Ibec has called for measures to grow indigenous Irish enterprise and reinvent Ireland's offering to multinational firms to be included in October's budget.

Its pre-budget submission also seeks action to address the demands of a rapidly changing labour market, to help businesses attract and retain the best talent and to help companies prepare for Brexit.

Ireland's largest employers' organisation said Budget 2020 could be the most strategically important one faced by the State in a generation and so brave and necessary steps are needed to protect the Irish business model.

It cites changes to global corporation tax policy, Brexit, a challenging international trading environment and a rapidly expanding population among the many threats currently facing the Irish economy.

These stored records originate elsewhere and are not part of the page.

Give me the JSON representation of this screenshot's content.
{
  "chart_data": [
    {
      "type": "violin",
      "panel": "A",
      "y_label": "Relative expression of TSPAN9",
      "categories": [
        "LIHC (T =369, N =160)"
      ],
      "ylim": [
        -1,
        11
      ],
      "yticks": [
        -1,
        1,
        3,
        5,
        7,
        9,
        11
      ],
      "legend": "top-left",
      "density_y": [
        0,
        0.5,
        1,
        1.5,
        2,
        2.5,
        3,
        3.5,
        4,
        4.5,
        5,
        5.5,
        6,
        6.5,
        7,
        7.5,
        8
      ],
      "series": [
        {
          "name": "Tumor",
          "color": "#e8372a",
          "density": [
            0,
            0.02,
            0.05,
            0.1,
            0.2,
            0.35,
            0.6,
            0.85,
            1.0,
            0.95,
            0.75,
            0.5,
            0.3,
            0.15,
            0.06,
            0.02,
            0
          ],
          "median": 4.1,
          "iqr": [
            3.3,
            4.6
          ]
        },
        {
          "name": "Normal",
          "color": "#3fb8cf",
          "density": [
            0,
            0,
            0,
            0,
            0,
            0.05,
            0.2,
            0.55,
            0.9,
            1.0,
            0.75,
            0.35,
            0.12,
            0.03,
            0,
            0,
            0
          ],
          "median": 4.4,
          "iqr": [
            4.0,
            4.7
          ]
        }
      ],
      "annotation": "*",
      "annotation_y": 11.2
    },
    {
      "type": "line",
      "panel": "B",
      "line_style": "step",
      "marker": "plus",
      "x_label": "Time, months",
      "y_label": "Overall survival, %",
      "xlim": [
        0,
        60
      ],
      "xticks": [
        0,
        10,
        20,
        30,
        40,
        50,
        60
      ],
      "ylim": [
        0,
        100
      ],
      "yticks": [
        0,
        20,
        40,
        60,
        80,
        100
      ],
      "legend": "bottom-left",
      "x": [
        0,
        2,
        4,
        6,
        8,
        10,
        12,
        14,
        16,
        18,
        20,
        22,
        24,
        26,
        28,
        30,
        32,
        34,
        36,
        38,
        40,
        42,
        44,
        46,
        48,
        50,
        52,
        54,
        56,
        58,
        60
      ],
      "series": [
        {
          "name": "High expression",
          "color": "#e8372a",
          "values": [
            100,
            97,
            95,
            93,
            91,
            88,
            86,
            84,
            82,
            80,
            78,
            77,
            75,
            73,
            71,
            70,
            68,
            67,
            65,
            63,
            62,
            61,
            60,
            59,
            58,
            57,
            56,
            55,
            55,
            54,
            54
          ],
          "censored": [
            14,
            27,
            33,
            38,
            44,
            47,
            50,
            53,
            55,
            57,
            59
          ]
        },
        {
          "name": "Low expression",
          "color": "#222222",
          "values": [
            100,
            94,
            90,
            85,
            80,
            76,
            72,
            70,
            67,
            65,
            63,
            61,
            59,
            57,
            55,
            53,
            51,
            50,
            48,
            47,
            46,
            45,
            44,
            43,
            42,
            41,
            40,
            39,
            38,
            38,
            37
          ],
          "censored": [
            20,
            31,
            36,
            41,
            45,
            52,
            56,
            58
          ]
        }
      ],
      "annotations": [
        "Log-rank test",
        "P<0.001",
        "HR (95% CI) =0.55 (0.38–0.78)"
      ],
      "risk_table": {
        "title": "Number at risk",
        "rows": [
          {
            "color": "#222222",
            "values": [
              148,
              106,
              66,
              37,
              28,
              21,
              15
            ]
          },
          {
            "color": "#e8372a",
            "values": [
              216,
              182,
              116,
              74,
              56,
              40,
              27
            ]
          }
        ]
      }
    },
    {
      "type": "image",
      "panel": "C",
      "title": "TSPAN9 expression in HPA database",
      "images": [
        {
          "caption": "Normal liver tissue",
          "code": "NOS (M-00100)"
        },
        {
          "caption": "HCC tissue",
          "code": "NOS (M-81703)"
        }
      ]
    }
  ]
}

But Ibec says with the country currently enjoying windfall corporate taxes and strong growth in household incomes, there is an opportunity to face and tackle the challenges from a position of strength.

"The Exchequer has received a €14.3 billion corporate tax surprise over the past four years, but we haven't used this revenue wisely," Ibec's Director of Policy and Public Affairs Fergal O'Brien said, noting that much of it had been absorbed into day-to-day spending.


"We need to put that money into a Strategic Investement Fund, and one we can get our hands on. Not something too restrictive like the Rainy Day Fund."

"The priority has to be around innovation, education and infrastructure. On all three, we're not performing strongly enough. We have an ambitious National Development Plan but projects are not proceeding as fast as they should," he added.

Asked if the proceeds should be used to reduce our significant national debt, Mr O'Brien said investing in productive areas of the economy would shield us from any potential increase in debt servicing costs.

"Our borrowing costs could go up, but it's more likely that investors will look at the potential growth rate for the economy. If they can see economy with capacity to grow, even if in a cyclical downturn, then the markets will respond in terms of cost of finance," he said.

Ibec said indigenous businesses must be supported through tax policy changes including reform of Capital Gains Tax, the R&D tax credit and the Employment Incentive and Investment Scheme (EIIS).

"Given the wide range of imbalance and uncertainty in business, personal and environmental tax, we also think that it is time for Government to set up a new Commission of Taxation to ensure that the tax system is sustainable in the decades ahead," said Fergal O'Brien.

Ibec also warned that reform of global corporation tax through the OECD means Ireland has never faced greater challenges to its model for attracting multinational investment.

As a result, it said, radical improvements are needed in areas like education, infrastructure, innovation, and tax supports for advanced manufacturing to protect Ireland's attractiveness as a place to invest.

Businesses must also receive more support in getting ready for Brexit, it claimed, both in terms of preparation and mitigation of the effects.

This includes plans for measures to stabilise the wider economy and particular sectors in the event that Britain leaves the EU without a deal.

The high cost of housing, long commutes and environmental challenges must also be dealt with in the budget through investment, Ibec said, so that businesses can continue to attract and retain the best talent.

The high cost of development land must also be urgently addressed, while the National Development Plan needs to be delivered and climate change tackled.

Employers also want measures to deal with the key labour market challenges posed by the rapidly changing labour market, including inadequate childcare, the under-funding of higher education and insufficient supports for share option schemes.